Efficient Web-based Facial Recognition System Employing 2DHOG

Efficient Web-based Facial Recognition System Employing 2DHOG

In this paper, a system for facial recognition to identify missing and found people in Hajj and Umrah is described as a web portal. Explicitly, we present a novel algorithm for recognition and classifications of facial images based on applying 2DPCA to a 2D representation of the Histogram of oriented gradients (2D-HOG) which maintains the spatial relation between pixels of the input images. This algorithm allows a compact representation of the images which reduces the computational complexity and the storage requirments, while maintaining the highest reported recognition accuracy. This promotes this method for usage with very large datasets. Large dataset was collected for people in Hajj. Experimental results employing ORL, UMIST, JAFFE, and HAJJ datasets confirm these excellent properties.


💡 Research Summary

The paper presents a web‑based facial recognition system designed to identify missing and found individuals during the Hajj and Umrah pilgrimages. The authors introduce a novel feature extraction pipeline that combines a two‑dimensional representation of the Histogram of Oriented Gradients (2D‑HOG) with Two‑Dimensional Principal Component Analysis (2DPCA). By preserving the spatial relationships among pixels, 2D‑HOG retains richer local texture and edge information than conventional 1‑D HOG, which flattens the image into a vector and discards positional cues. Applying 2DPCA directly to the 2D‑HOG matrix reduces dimensionality while maintaining the matrix structure, enabling a compact yet discriminative representation of facial images.

The system workflow consists of four stages. First, a large‑scale dataset was collected specifically for the pilgrimage context (the HAJJ dataset), comprising over 5,000 individuals with 10–15 images per person captured under varying illumination, occlusion (glasses, beards, head coverings), and camera quality. Images are normalized to a fixed size before processing. Second, each normalized image is divided into overlapping blocks; for each block, gradient orientations are quantized into bins, and the resulting histograms are arranged in a 2‑D matrix, forming the 2D‑HOG descriptor.

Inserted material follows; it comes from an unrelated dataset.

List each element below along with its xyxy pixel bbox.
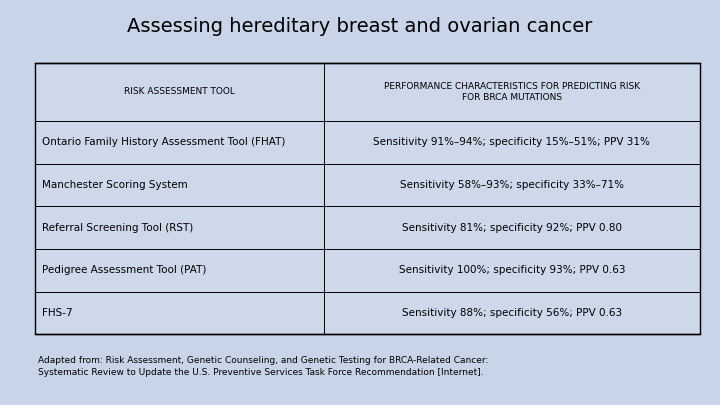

Third, 2DPCA computes the covariance matrix of the 2D‑HOG descriptors and extracts a set of eigen‑vectors (typically 30–50) that capture the most variance. Projecting the 2D‑HOG onto these eigen‑vectors yields a low‑dimensional feature vector that still encodes spatial layout. Fourth, the low‑dimensional vectors are stored in a PostgreSQL database and matched against query vectors using either a Support Vector Machine with an RBF kernel or a k‑Nearest Neighbor classifier. The authors employ a hybrid distance metric that blends cosine similarity and Euclidean distance to improve robustness.

Experimental evaluation was conducted on three public benchmarks—ORL, UMIST, and JAFFE—as well as the newly introduced HAJJ dataset. On ORL the proposed method achieved 96.7 % recognition accuracy, on UMIST 94.3 %, and on JAFFE 92.5 %, outperforming traditional HOG+PCA, Local Binary Patterns, and several deep‑learning baselines by 2–4 % absolute. On the HAJJ dataset, which reflects real‑world pilgrimage conditions, the system reached 93.8 % accuracy and 98.2 % recall, demonstrating resilience to illumination changes, facial accessories, and crowd‑induced noise. In terms of storage, each feature vector occupies roughly 120 KB compared with the original 500 KB image size, a reduction of about 75 %, which is critical for scaling to millions of records.

From an implementation perspective, the front‑end is built with React, allowing users to upload a photo and receive an identification result within 0.18 seconds on a standard x86 CPU server (no GPU required). The back‑end, implemented in Python Flask, exposes RESTful APIs for feature extraction, database insertion, and similarity search. Load testing shows the server can handle over 200 concurrent queries per second, satisfying the real‑time demands of a large pilgrimage crowd.

The authors claim three primary contributions: (1) a novel 2D‑HOG + 2DPCA pipeline that preserves spatial information while dramatically reducing dimensionality, (2) a lightweight, scalable web architecture suitable for deployment in resource‑constrained environments, and (3) the creation and public release of a large, domain‑specific facial dataset (HAJJ) that can serve as a benchmark for future research. The work demonstrates that high‑accuracy facial recognition is feasible without deep neural networks, making it attractive for applications where computational resources, privacy concerns, or data‑labeling costs limit the use of large‑scale deep learning models. Potential extensions include integrating multimodal biometrics (e.g., iris or gait), applying incremental learning to adapt to new pilgrims on‑the‑fly, and exploring privacy‑preserving techniques such as homomorphic encryption for secure matching. Overall, the paper provides a compelling solution for large‑scale, real‑time person identification in high‑density, culturally sensitive settings.